Il faudrait une structure solide pour obtenir la disponibilité
des musiciens et refaire tourner la machine. D’autre part,
les acouphènes qui me poursuivent depuis quelques dizaines
d’années ne diminuent pas. Recommencer les concerts
ne ferait qu’empirer ce problème d’audition que
je tiens à préserver tant bien soit peu.
Q: Tu as depuis Uzed intégré de manière
croissante des boucles et constructions électroniques à
la musique d’Univers Zéro. Dans quelle mesure l’expérience
avec Art Zoyd a t-elle influencé cet aspect dans ta façon
de jouer et composer ?
DD: Je me suis aperçu au sein d’Art
Zoyd que les sampleurs pouvaient obtenir un apport intéressant
dans la musique surtout mélangés habilement aux autres
instruments conventionnels. Dans les années nonante, ils
m’ont revendu un sampleur Akaï 3200. Dès lors,
j’ai commencé à explorer cette machine intensivement
d’abord pour comprendre sa manipulation, pour ensuite trouver
des sons qui pouvaient correspondre à ce que je cherchais.

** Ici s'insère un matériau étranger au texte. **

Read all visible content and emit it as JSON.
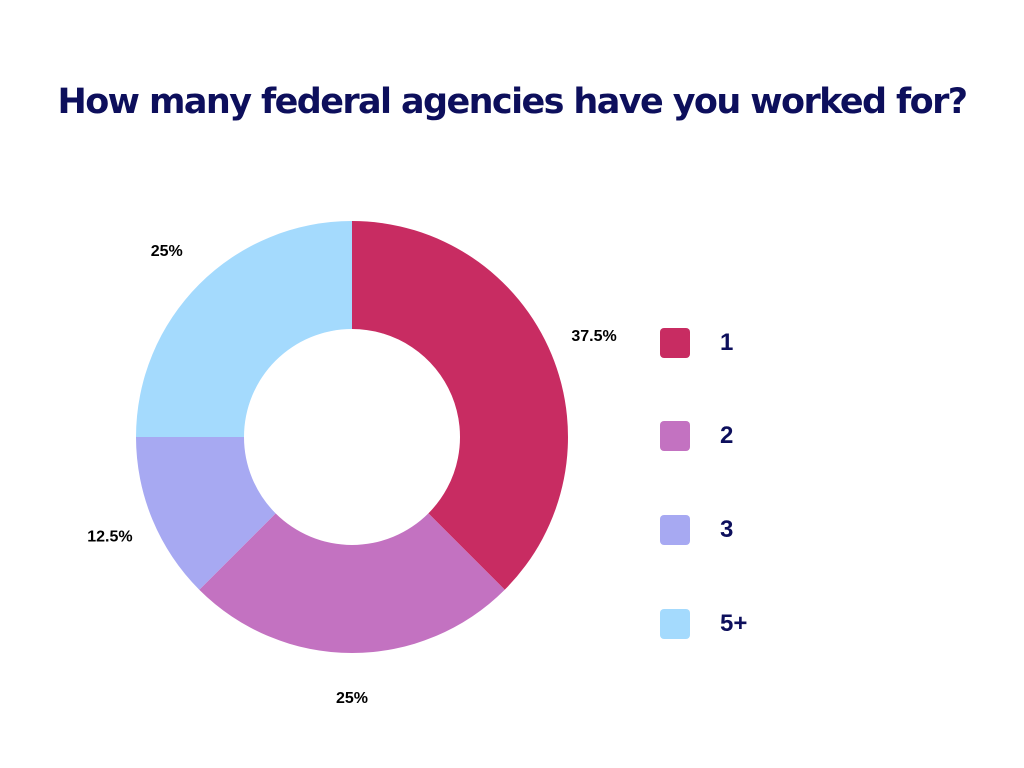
{
  "chart_data": {
    "type": "pie",
    "title": "How many federal agencies have you worked for?",
    "donut": true,
    "categories": [
      "1",
      "2",
      "3",
      "5+"
    ],
    "values": [
      37.5,
      25,
      12.5,
      25
    ],
    "data_labels": [
      "37.5%",
      "25%",
      "12.5%",
      "25%"
    ],
    "colors": [
      "#c82c62",
      "#c372c1",
      "#a7a9f2",
      "#a4dafd"
    ],
    "legend": "right"
  }
}
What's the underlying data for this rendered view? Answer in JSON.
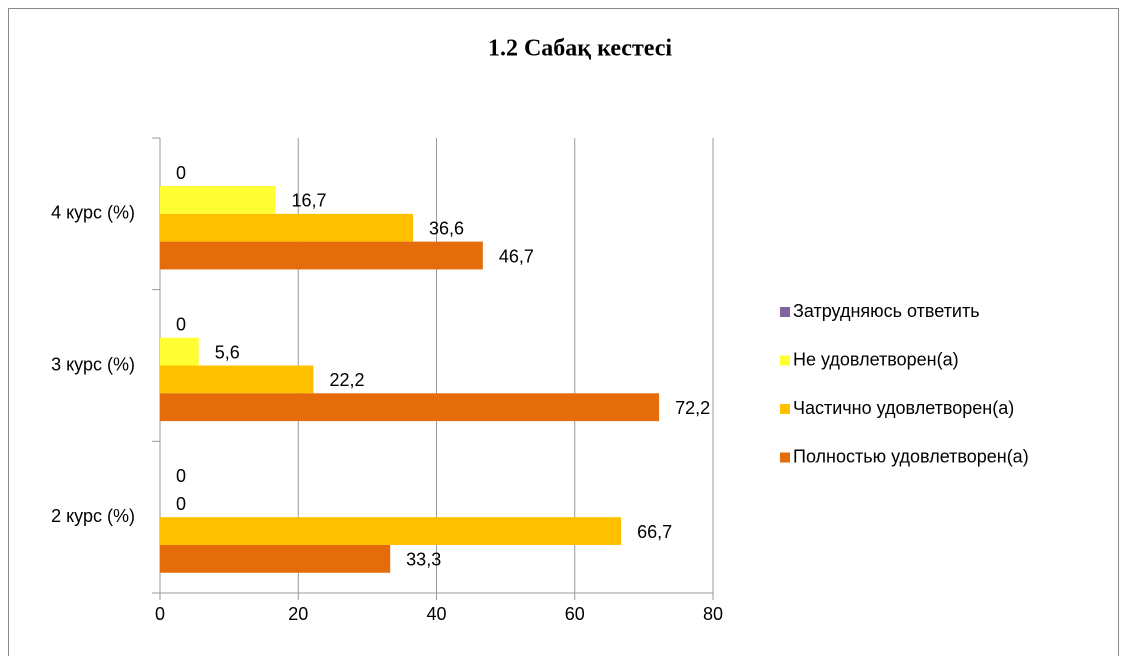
{
  "chart_data": {
    "type": "hbar",
    "title": "1.2 Сабақ кестесі",
    "categories": [
      "2 курс (%)",
      "3 курс (%)",
      "4 курс (%)"
    ],
    "series": [
      {
        "name": "Затрудняюсь ответить",
        "color": "#8064a2",
        "values": [
          0,
          0,
          0
        ],
        "value_labels": [
          "0",
          "0",
          "0"
        ]
      },
      {
        "name": "Не удовлетворен(а)",
        "color": "#ffff33",
        "values": [
          0,
          5.6,
          16.7
        ],
        "value_labels": [
          "0",
          "5,6",
          "16,7"
        ]
      },
      {
        "name": "Частично удовлетворен(а)",
        "color": "#ffc000",
        "values": [
          66.7,
          22.2,
          36.6
        ],
        "value_labels": [
          "66,7",
          "22,2",
          "36,6"
        ]
      },
      {
        "name": "Полностью удовлетворен(а)",
        "color": "#e46c0a",
        "values": [
          33.3,
          72.2,
          46.7
        ],
        "value_labels": [
          "33,3",
          "72,2",
          "46,7"
        ]
      }
    ],
    "xlim": [
      0,
      80
    ],
    "xticks": [
      0,
      20,
      40,
      60,
      80
    ],
    "grid": true,
    "legend": "right"
  }
}
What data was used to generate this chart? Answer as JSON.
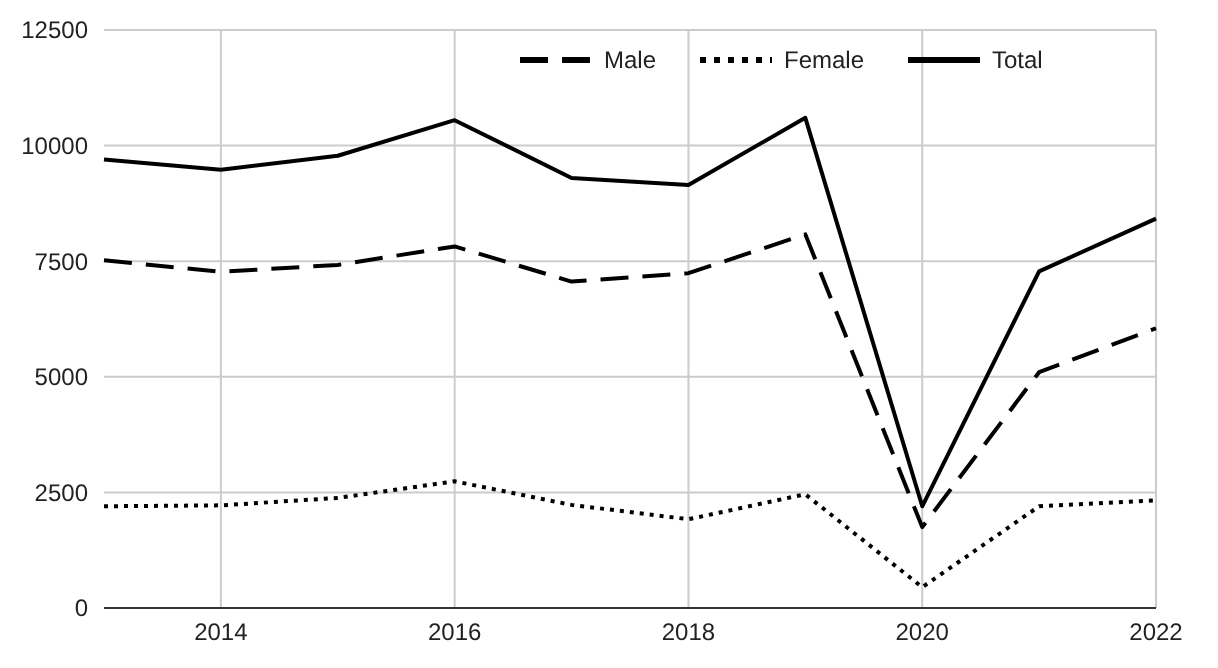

J’ai découvert par le biais de ce sampler d’innombrables
ressources pour enrichir mes compositions.
Q: Dans les années soixante-dix et quatre-vingt,
il était très courant de voir des projets de jazz
ou d’improvisation en parallèle avec Univers Zéro.
Des groupes comme Morton Fork Gang et Liquidation Totale. As-tu
participé à des projets jam de ce genre dans les dix
dernières années ? Qu’as-tu fait pendant tout
ce temps ?
DD: Rien de bien particulier ni d’un grand
intérêt musical.
Q: J’ai lu que Lovecraft, Huybrechts, Soft Machine,
Hendrix et le Pink Floyd du début avaient été
des influences majeures dans tes années de formation. Quelles
sont tes influences / sources d’inspiration aujourd’hui?
DD: J’ai été influencé
par beaucoup de musiques dans le courant des années 60’,
70’et 80’ mais pas seulement en musique. Je pense que
toutes ces influences se sont emmagasinées sur une période
bien définie. J’ai pu dès lors établir
une sorte de synthèse qui m’a permit de trouver les
bases de ma propre identité.
Q: On pourrait penser que la situation actuelle du monde
soit une source d'inspiration supplémentaire pour une musique
sombre et complexe comme celle d'UZ. Comment le ressens-tu personnellement?
Et paradoxalement, par rapport au titre du nouvel album, où
est la lueur?
DD: Le titre de l’album n’a pas de
signification exacte mais reste suffisamment malléable pour
se rappeler que l’espoir reste une forme essentielle et nécessaire
à notre existence.
Ma petite-fille Julia à qui j’ai dédié
l’album en est le symbole.
Q: Assez récemment, deux partenaires de groupes
majeurs dans lesquels tu as joué sont décédés,
Roger Trigaux et Gérard Hourbette. Souhaiterais-tu commenter
ou partager des souvenirs les concernant ?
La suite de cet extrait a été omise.